Most common scaphoid nonunions occur in the middle third caused by fractures through the waist. Proximal pole fractures, which are often missed due to less clinical symptoms, lead to the pattern of proximal pole nonunion. These patterns represent significant differences. Nonunions through the waist have an increased risk for unstable situations leading to humpback deformity with a collapsed and shortened scaphoid; however, blood supply and bony architecture are preserved. In contrast, nonunions at the proximal pole usually do not lead to humpback deformity, but have a higher risk of avascularity due to the pattern of blood supply demonstrating incoming vessels in the distal and middle of the scaphoid. In progressive cases, even complete loss of bony architecture is seen.
A young machine fitter when 19 years old got open dorsal screw fixation due to a proximal pole fracture of the scaphoid of his left wrist. After 6 weeks of immobilization, the patient returned to work without further clinical examination and X-ray control. Two years later, he was referred to our institution with complaints at his wrist under load.
Clinical examination showed reduced motion by 40–0-60 degrees of extension/flexion and grip strength by 80% compared to the uninjured hand. Plain radiographs revealed nonunion of the scaphoid at the proximal pole and loosening around the cannulated mini-screw (▶Fig. 69.1a). An MRI of the wrist performed elsewhere was not really helpful due to the interference caused by the screw.
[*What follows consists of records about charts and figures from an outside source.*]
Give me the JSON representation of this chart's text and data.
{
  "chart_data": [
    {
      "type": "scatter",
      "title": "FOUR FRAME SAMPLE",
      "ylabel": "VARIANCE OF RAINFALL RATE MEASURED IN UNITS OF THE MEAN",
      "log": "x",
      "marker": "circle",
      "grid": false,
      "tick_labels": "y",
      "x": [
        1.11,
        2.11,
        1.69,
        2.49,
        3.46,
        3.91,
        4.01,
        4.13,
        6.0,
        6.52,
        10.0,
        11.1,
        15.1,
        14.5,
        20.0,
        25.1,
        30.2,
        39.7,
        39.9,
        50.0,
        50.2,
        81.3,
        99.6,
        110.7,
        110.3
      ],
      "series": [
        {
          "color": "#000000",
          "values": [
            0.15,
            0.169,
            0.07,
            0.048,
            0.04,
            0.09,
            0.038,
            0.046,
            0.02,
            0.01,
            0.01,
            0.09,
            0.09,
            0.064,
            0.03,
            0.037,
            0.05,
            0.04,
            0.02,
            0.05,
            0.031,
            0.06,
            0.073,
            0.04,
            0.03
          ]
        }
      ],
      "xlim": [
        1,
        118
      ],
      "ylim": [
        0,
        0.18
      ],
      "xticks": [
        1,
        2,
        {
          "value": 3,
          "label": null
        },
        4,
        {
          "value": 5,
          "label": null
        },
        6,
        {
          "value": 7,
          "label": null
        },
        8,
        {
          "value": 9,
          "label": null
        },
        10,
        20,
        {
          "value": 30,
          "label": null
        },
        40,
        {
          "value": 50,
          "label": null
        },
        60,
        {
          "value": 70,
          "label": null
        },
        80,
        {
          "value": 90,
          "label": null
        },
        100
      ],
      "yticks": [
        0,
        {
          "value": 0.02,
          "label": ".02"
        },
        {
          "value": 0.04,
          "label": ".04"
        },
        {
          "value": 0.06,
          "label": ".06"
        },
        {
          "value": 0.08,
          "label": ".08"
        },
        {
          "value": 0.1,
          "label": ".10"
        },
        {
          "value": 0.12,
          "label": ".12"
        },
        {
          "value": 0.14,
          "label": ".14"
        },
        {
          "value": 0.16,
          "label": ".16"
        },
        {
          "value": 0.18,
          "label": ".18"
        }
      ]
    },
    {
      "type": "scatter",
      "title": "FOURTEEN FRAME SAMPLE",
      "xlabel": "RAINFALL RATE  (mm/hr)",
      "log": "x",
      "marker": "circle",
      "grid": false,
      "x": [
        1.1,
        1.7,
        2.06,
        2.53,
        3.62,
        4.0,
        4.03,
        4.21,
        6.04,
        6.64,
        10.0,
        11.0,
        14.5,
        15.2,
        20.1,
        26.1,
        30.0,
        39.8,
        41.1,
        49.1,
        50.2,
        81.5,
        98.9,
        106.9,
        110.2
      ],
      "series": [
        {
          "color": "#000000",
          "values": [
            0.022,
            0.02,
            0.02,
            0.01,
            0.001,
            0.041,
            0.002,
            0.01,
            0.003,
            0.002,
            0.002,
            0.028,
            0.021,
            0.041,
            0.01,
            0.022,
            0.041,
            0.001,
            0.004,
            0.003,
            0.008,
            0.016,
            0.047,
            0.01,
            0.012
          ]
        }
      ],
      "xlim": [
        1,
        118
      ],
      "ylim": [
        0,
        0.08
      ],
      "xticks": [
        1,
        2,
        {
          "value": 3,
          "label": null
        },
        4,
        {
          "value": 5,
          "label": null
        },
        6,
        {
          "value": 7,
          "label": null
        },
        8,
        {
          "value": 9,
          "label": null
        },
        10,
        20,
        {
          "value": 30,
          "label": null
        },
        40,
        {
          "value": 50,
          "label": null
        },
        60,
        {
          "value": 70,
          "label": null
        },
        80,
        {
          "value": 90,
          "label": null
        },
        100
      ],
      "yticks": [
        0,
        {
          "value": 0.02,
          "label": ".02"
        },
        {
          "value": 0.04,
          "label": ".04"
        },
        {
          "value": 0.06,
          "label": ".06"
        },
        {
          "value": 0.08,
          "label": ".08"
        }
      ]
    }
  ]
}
Additionally, a CT scan was performed and the resorption areas around the screw were confirmed as well as additional complete loss of bone stock and architecture of the proximal pole (▶Fig. 69.1b). Based on this information, we did not believe bony union could be achieved by conventional techniques or by local vascularized bone graft.
We decided to replace the proximal pole completely by free vascularized osteochondral graft transplantation from the femoral condyle (▶Fig. 69.2).
With respect to the morphology, in his original 1984 classification, Herbert differentiated five types of nonunion, which were later modified and reduced to four types, where the occurrence on plane radiographs and CT is typical for each type. D1 represents a fibrous nonunion where the shape of the scaphoid bone is maintained by fibrous connecting tissue. D2 means complete nonunion with mobile fragments and significant resorption area. In D3, sclerosis is seen at the nonunion side with increased defect and in D4 necrotic bone with loss of bony architecture is observed (see▶Fig. 69.1b).
The situation has to be clearly defined when comparing different treatment strategies for nonunion of the proximal pole. Assessment of blood supply by MRI and bone morphology by CT scan, and duration of the nonunion represent major prognostic factors.
Since vascularized bone grafts have gained popularity, assessment of avascularity of the proximal fragment based on preoperative MRI findings is frequently performed. It must be remembered that a precise assessment of vascularity with MRI can only be obtained if an intravenous contrast agent, gadopentetate, is used. With this technique, assessment of vascularity preoperatively may be useful. But there is a concern that avascular necrosis (AVN) is often diagnosed by the presence of a simple signal loss on plain T1-weighted images. The term AVN should be only used when there is loss of bone stock or even fragmentation due to long-standing avascularity. Signal loss in contrast MRI and loss of punctuate bleeding intraoperatively should be used to indicate an avascular or ischemic fragment. Recent studies, however, have given more importance to the morphological structure of the proximal pole defined by a CT scan. As long as the structure according to D1 to D3 (▶Fig. 69.3) is preserved, bony healing even with nonvascularized graft can be expected. In the case of destroyed bony architecture according to D4 (AVN), bony union with traditional techniques is no more possible. In these situations, transplantation of free vascularized osteochondral grafts from the femoral condyle with complete replacement of the proximal pole has proven to be a real reconstructive solution, avoiding salvage procedures such as resection and replacement by a pyrocarbon implant or partial wrist fusion.